GIVE ME MY LITTLE SKULL –
PHOTOGRAPHER JOEL PETER WITKIN, MEXICO CITY


Witkin’s greatest artistic accomplishment may be the deal he was able to work out with a hospital morgue in Mexico City which allowed him to sift through its daily supply of anonymous corpses picked up from the street and cavalierly manipulate them into ‘art.’

from Salon.com

What are you hoping to see at death’s distance?

Frida Kahlo’s miscarried infant
served in pieces on her broken
pelvis' s cracked plate
death happily dined on,
licked clean then returned
to its shelf.

You’d eat off the plate if you knew where to find it

here, picking through body parts
till the morgue is a dumpster
you can rifle.
In silence, words settle
into the flesh. Bypassing the tongue, the hunger
for death – muerte inked into a mouth.

* * *


You’ve come for the rind
peeled away
from the soul: the unclaimed

dead: no skeleton
tableau, they hold hard
to their tattered flesh. Their bones, still none

of your business. Too fresh
to have anything to do

with Day of the Dead, with deaths
made entirely

of sugar. They see
how you love

to eat with your fingers,
that you will always

take your meat raw.

Yellow press, bloody news,
la nota roja – the city squatting
to shit
once a week
on many small, glossy pages,

and you, resting
your gaze on faces
not even the tabloids adopt.

* * *

You were six
and you wanted the pet

to take a liking to you –
It laid something it killed

at your feet: severed head of a girl
rolling away from a car wreck,

a little dirt inside her blue, blue eyes.

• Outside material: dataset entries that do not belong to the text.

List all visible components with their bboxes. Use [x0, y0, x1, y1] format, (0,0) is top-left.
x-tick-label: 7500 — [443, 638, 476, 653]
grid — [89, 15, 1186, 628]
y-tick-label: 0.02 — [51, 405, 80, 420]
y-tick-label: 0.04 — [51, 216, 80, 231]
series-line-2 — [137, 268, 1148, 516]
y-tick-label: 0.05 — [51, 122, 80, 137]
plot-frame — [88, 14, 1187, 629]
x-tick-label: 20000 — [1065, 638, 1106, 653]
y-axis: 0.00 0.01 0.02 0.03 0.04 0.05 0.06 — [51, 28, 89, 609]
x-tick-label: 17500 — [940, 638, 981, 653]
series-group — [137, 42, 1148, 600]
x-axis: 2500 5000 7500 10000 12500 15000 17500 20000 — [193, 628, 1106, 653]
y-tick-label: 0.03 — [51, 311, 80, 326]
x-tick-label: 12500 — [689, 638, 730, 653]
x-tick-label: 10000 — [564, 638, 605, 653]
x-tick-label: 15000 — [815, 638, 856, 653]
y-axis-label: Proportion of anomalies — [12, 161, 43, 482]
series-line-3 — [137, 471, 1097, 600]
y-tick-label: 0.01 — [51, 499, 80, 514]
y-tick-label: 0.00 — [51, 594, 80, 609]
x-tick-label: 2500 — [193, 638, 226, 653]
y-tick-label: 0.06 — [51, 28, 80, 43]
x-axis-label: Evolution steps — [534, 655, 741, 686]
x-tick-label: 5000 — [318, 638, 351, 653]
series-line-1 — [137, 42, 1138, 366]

Death arching its back, purring close to your ankles.
Death arching its back: now scratch it.

* * *

Your words jump in Spanish
from another man’s mouth.


You only use English
with the dead – Limp dolls,
cabron, dead weight
in your hands.
News balled up
in place of a brain.

If there’s heft to a soul striking out on its own

the man you wrestle
into a chair
weighs barely the light and shadow
of himself. He’s there

sinking in the stitch
of heavy black thread
knotted from neck to groin,

in his blood your hands static
into background noise,

smeared aura on a plastic sheet.

* * *

You work your lens slowly
through the day’s fresh kill –

They hold tight
to the little they possess: Needle

and tire tracks. Razors
to the wrists. Handprints
circling a neck. There’s a noose,
a knife in the back, a bullet
just grazing the brain. Cracked
heads and crushed skulls. Ground
glass in the gut. A murder
most resembling sleep.

But the bodies you love: always discreet –
They keep cause of death to themselves.

Next of kin locked
in the muscles of their tongues.

Bodies emptied of souls
for no reason at all,

for no good reason you can think of.

* * *

If the city’s long arm
sweeps the dead into drawers,

it’s your dollars that pull them back out.

Pay the living enough

and the dead mostly do
what you want them to do. They come

small fry and pieces through your lens:

man’s head in a bowl,
torn legs, severed hands,
infant tucked among berries the texture of gore.

What’s captured on film when there isn’t a soul? Rot

you distance in silvers and silky grays.

In black blood reflecting

the light of dead stars (third-hand,
ornamental –
light weighed to fall short – ): dim streets of the dead
with the streetlamps shot out –

destiny trimmed of a few constellations.